Supreme Court Upholds High School Drug Testing

June 27, 2002 at 3:26 PM EDT

A closely-divided court ruled 5 to 4 that the ability of schools to rid their campuses of illegal drugs outweighs an individual’s right to privacy. The decision allows schools to test students who participate in any competitive after-school programs for drug use, even without any particular suspicion of wrongdoing.

Previously, only student athletes were required to submit to drug testing due to a 1995 Supreme Court ruling that athletes had less of an expectation for privacy and schools had a right to investigate potential drug abuse problems.

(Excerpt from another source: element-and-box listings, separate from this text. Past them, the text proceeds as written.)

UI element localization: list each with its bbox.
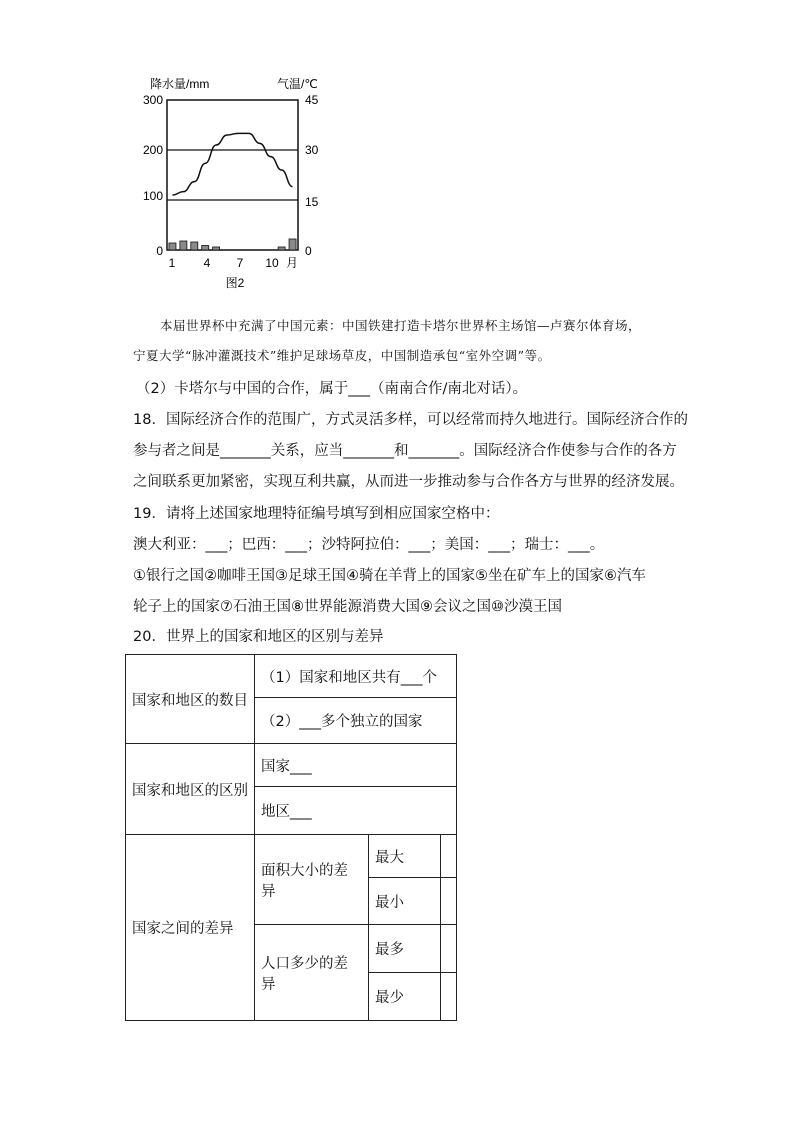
independent-count-cell: （2）___多个独立的国家 [255, 698, 457, 744]
x-tick-4: 4 [203, 256, 211, 270]
q18-line-3: 之间联系更加紧密，实现互利共赢，从而进一步推动参与合作各方与世界的经济发展。 [133, 474, 684, 490]
pop-max-answer [441, 925, 457, 973]
area-min-answer [441, 878, 457, 925]
precip-bar-month-3 [191, 242, 198, 250]
precip-bar-month-4 [202, 246, 209, 251]
q19-options-line-2: 轮子上的国家⑦石油王国⑧世界能源消费大国⑨会议之国⑩沙漠王国 [133, 599, 562, 615]
pop-min-label: 最少 [369, 973, 441, 1021]
right-tick-30: 30 [305, 143, 319, 157]
q18-line-1: 18．国际经济合作的范围广，方式灵活多样，可以经常而持久地进行。国际经济合作的 [133, 412, 688, 428]
x-tick-10: 10 [265, 256, 279, 270]
q19-line-2: 澳大利亚：___；巴西：___；沙特阿拉伯：___；美国：___；瑞士：___。 [133, 537, 605, 553]
q19-line-1: 19．请将上述国家地理特征编号填写到相应国家空格中： [133, 506, 500, 522]
right-tick-0: 0 [305, 244, 312, 258]
population-difference-label: 人口多少的差异 [255, 925, 369, 1021]
area-max-label: 最大 [369, 835, 441, 878]
area-difference-label: 面积大小的差异 [255, 835, 369, 925]
q20-table [125, 654, 457, 1021]
precip-bar-month-12 [289, 239, 296, 250]
precip-bar-month-11 [278, 247, 285, 250]
plot-frame [167, 100, 298, 250]
precip-bar-month-5 [213, 247, 220, 250]
x-unit-month: 月 [285, 256, 299, 270]
passage-line-1: 本届世界杯中充满了中国元素：中国铁建打造卡塔尔世界杯主场馆—卢赛尔体育场， [160, 318, 642, 333]
left-tick-300: 300 [142, 93, 163, 107]
row-difference-label: 国家和地区的区别 [126, 744, 255, 835]
pop-max-label: 最多 [369, 925, 441, 973]
q17-part2: （2）卡塔尔与中国的合作，属于___（南南合作/南北对话）。 [136, 381, 528, 397]
left-tick-100: 100 [142, 189, 163, 203]
pop-min-answer [441, 973, 457, 1021]
area-min-label: 最小 [369, 878, 441, 925]
precip-bar-month-1 [169, 243, 176, 250]
left-tick-200: 200 [142, 143, 163, 157]
q19-options-line-1: ①银行之国②咖啡王国③足球王国④骑在羊背上的国家⑤坐在矿车上的国家⑥汽车 [133, 568, 646, 584]
precip-bar-month-2 [180, 241, 187, 250]
left-axis-label: 降水量/mm [150, 77, 210, 91]
q18-line-2: 参与者之间是_______关系，应当_______和_______。国际经济合作使参与合作的各方 [133, 443, 677, 459]
country-count-cell: （1）国家和地区共有___个 [255, 655, 457, 698]
region-definition-cell: 地区___ [255, 787, 457, 835]
right-tick-45: 45 [305, 93, 319, 107]
q20-title: 20．世界上的国家和地区的区别与差异 [133, 629, 384, 645]
right-tick-15: 15 [305, 195, 319, 209]
right-axis-label: 气温/℃ [277, 77, 318, 91]
temperature-line [172, 133, 292, 195]
climate-chart [120, 70, 340, 300]
left-tick-0: 0 [156, 244, 163, 258]
x-tick-7: 7 [236, 256, 244, 270]
x-tick-1: 1 [168, 256, 176, 270]
chart-caption: 图2 [225, 276, 245, 290]
area-max-answer [441, 835, 457, 878]
row-count-label: 国家和地区的数目 [126, 655, 255, 744]
country-definition-cell: 国家___ [255, 744, 457, 787]
passage-line-2: 宁夏大学“脉冲灌溉技术”维护足球场草皮，中国制造承包“室外空调”等。 [133, 348, 551, 363]
row-differences-label: 国家之间的差异 [126, 835, 255, 1021]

The ruling came in the case of an Oklahoma high school student who competed on an academic quiz team and sang in the school choir. Lindsay Earls tested negative for drug use but sued over a testing policy she found humiliating and accusatory.

“We find that testing students who participate in extracurricular activities is a reasonably effective means of addressing the school district’s legitimate concerns in preventing, deterring and detecting drug use,” Justice Clarence Thomas wrote in a majority opinion for himself, Chief Justice William Rehnquist and Justices Antonin Scalia, Anthony Kennedy and Stephen Breyer.

Justice Ruth Bader Ginsburg wrote that the testing program was “not reasonable, it is capricious, even perverse,” in a dissent for herself and Justice John Paul Stevens. Justices Sandra Day O’Connor and David Souter filed a brief, separate dissent.